Trzej przedstawiciele straży pożarnej, wypowiadający się anonimowo twierdzą, że po strażacy przybyciu na miejsce domniemanego zamachu stwierdzili, że w jednym z mieszkań doszło do wybuchu gazu.

Tymczasem prezydent Maduro oskarżył o zamach na swoje życie prezydenta Kolumbii, minister informacji Jorge Rodriguez mówił o kilku dronach z ładunkami wybuchowymi, które zostały zdetonowane w pobliżu Maduro (prezydentowi nic się nie stało), a inni przedstawiciele władz oskarżyli o atak opozycję. W internecie do zamachu przyznała się nieznana wcześniej grupa złożona z przedstawicieli wenezuelskiej armii i cywilów.

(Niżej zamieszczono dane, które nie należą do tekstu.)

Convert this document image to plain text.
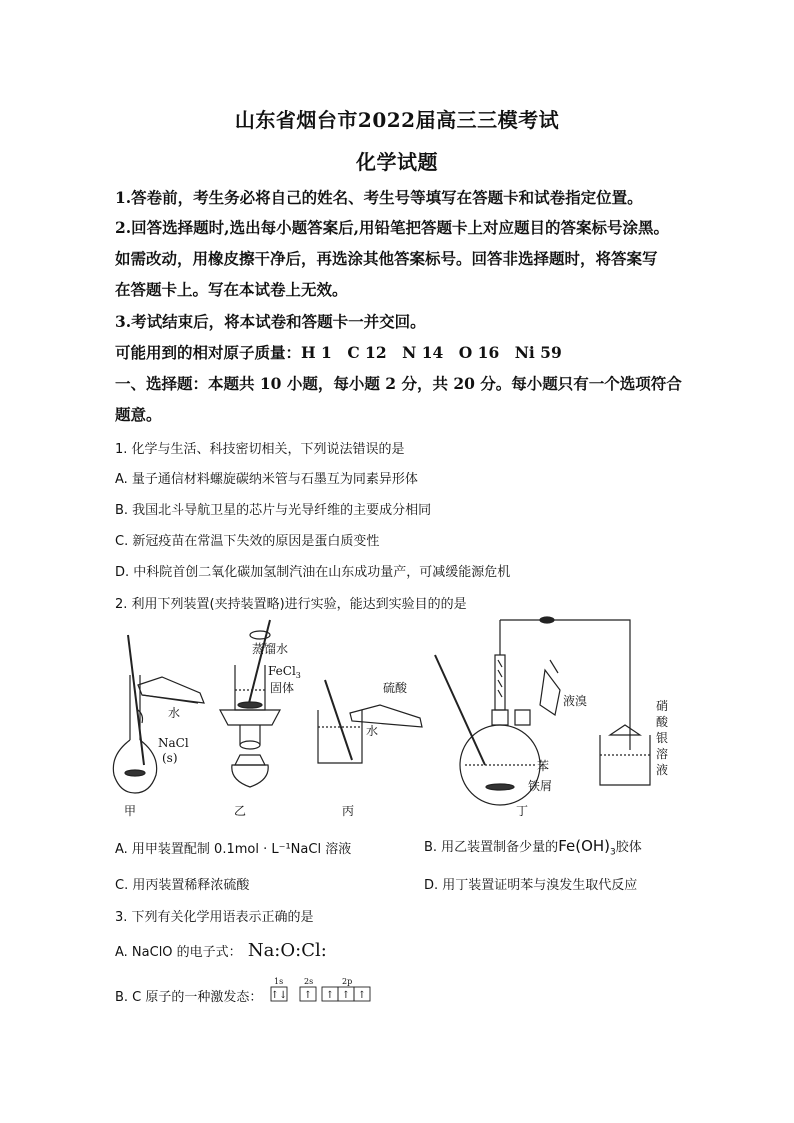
山东省烟台市2022届高三三模考试
化学试题
1.答卷前，考生务必将自己的姓名、考生号等填写在答题卡和试卷指定位置。
2.回答选择题时,选出每小题答案后,用铅笔把答题卡上对应题目的答案标号涂黑。
如需改动，用橡皮擦干净后，再选涂其他答案标号。回答非选择题时，将答案写
在答题卡上。写在本试卷上无效。
3.考试结束后，将本试卷和答题卡一并交回。
可能用到的相对原子质量：H 1　C 12　N 14　O 16　Ni 59
一、选择题：本题共 10 小题，每小题 2 分，共 20 分。每小题只有一个选项符合
题意。
1. 化学与生活、科技密切相关，下列说法错误的是
A. 量子通信材料螺旋碳纳米管与石墨互为同素异形体
B. 我国北斗导航卫星的芯片与光导纤维的主要成分相同
C. 新冠疫苗在常温下失效的原因是蛋白质变性
D. 中科院首创二氧化碳加氢制汽油在山东成功量产，可减缓能源危机
2. 利用下列装置(夹持装置略)进行实验，能达到实验目的的是
水
NaCl
(s)
蒸馏水
FeCl$_3$
固体	硫酸
水
液溴
苯
铁屑
硝
酸
银
溶
液
甲	乙	丙	丁
A. 用甲装置配制 0.1mol · L⁻¹NaCl 溶液	B. 用乙装置制备少量的$Fe(OH)_3$胶体
C. 用丙装置稀释浓硫酸	D. 用丁装置证明苯与溴发生取代反应
3. 下列有关化学用语表示正确的是
A. NaClO 的电子式： Na:O:Cl:
B. C 原子的一种激发态：
1s	2s	2p
↑↓ ↑ ↑ ↑ ↑
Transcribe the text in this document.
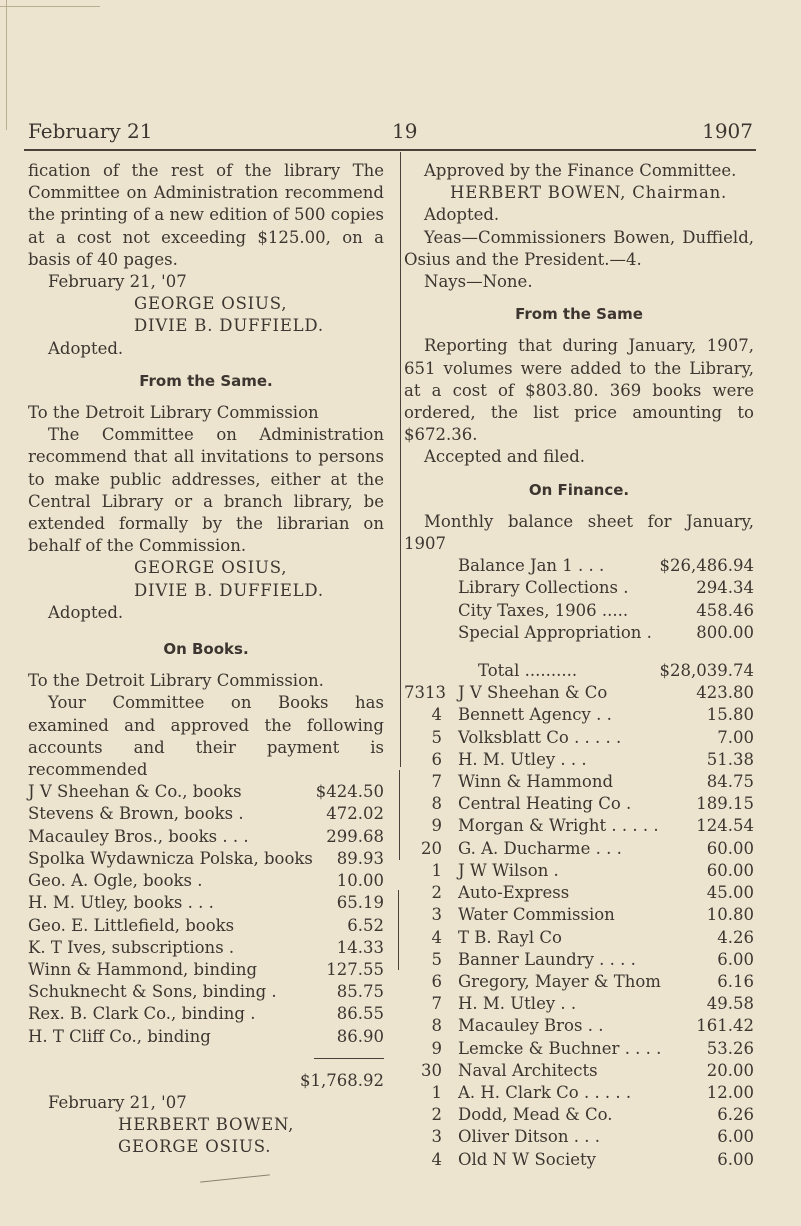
February 21	19	1907

fication of the rest of the library The Committee on Administration recommend the printing of a new edition of 500 copies at a cost not exceeding $125.00, on a basis of 40 pages.

February 21, '07

GEORGE OSIUS,

DIVIE B. DUFFIELD.

Adopted.

From the Same.

To the Detroit Library Commission

The Committee on Administration recommend that all invitations to persons to make public addresses, either at the Central Library or a branch library, be extended formally by the librarian on behalf of the Commission.

GEORGE OSIUS,

DIVIE B. DUFFIELD.

Adopted.

On Books.

To the Detroit Library Commission.

Your Committee on Books has examined and approved the following accounts and their payment is recommended

J V Sheehan & Co., books	$424.50
Stevens & Brown, books .	472.02
Macauley Bros., books . . .	299.68
Spolka Wydawnicza Polska, books 89.93
Geo. A. Ogle, books .	10.00
H. M. Utley, books . . .	65.19
Geo. E. Littlefield, books	6.52
K. T Ives, subscriptions .	14.33
Winn & Hammond, binding	127.55
Schuknecht & Sons, binding .	85.75
Rex. B. Clark Co., binding .	86.55
H. T Cliff Co., binding	86.90

$1,768.92

February 21, '07

HERBERT BOWEN,

GEORGE OSIUS.

Approved by the Finance Committee.

HERBERT BOWEN, Chairman.

Adopted.

Yeas—Commissioners Bowen, Duffield, Osius and the President.—4.

Nays—None.

From the Same

Reporting that during January, 1907, 651 volumes were added to the Library, at a cost of $803.80. 369 books were ordered, the list price amounting to $672.36.

Accepted and filed.

On Finance.

Monthly balance sheet for January, 1907

Balance Jan 1 . . .	$26,486.94
Library Collections .	294.34
City Taxes, 1906 .....	458.46
Special Appropriation .	800.00
Total ..........	$28,039.74
7313 J V Sheehan & Co	423.80
4 Bennett Agency . .	15.80
5 Volksblatt Co . . . . .	7.00
6 H. M. Utley . . .	51.38
7 Winn & Hammond	84.75
8 Central Heating Co .	189.15
9 Morgan & Wright . . . . .	124.54
20 G. A. Ducharme . . .	60.00
1 J W Wilson .	60.00
2 Auto-Express	45.00
3 Water Commission	10.80
4 T B. Rayl Co	4.26
5 Banner Laundry . . . .	6.00
6 Gregory, Mayer & Thom	6.16
7 H. M. Utley . .	49.58
8 Macauley Bros . .	161.42
9 Lemcke & Buchner . . . .	53.26
30 Naval Architects	20.00
1 A. H. Clark Co . . . . .	12.00
2 Dodd, Mead & Co.	6.26
3 Oliver Ditson . . .	6.00
4 Old N W Society	6.00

David Smilde z organizacji NGO Washington Office on Latin America, specjalizujący się w tematyce wenezuelskiej twierdzi, że Maduro może wykorzystać domniemany zamach do pozbycia się nielojalnych urzędników i dalszego ograniczania wolności w Wenezueli.

Smilde uważa jednocześnie, że przebieg wydarzeń nie wskazuje na to, że zamach został wyreżyserowany przez wenezuelskie władze dla politycznego zysku.

Niezależnie od tego Smilde uważa jednak, że Maduro wykorzysta całą sytuację do czystek w armii i rządzie i dalszego wzmacniania swojej władzy.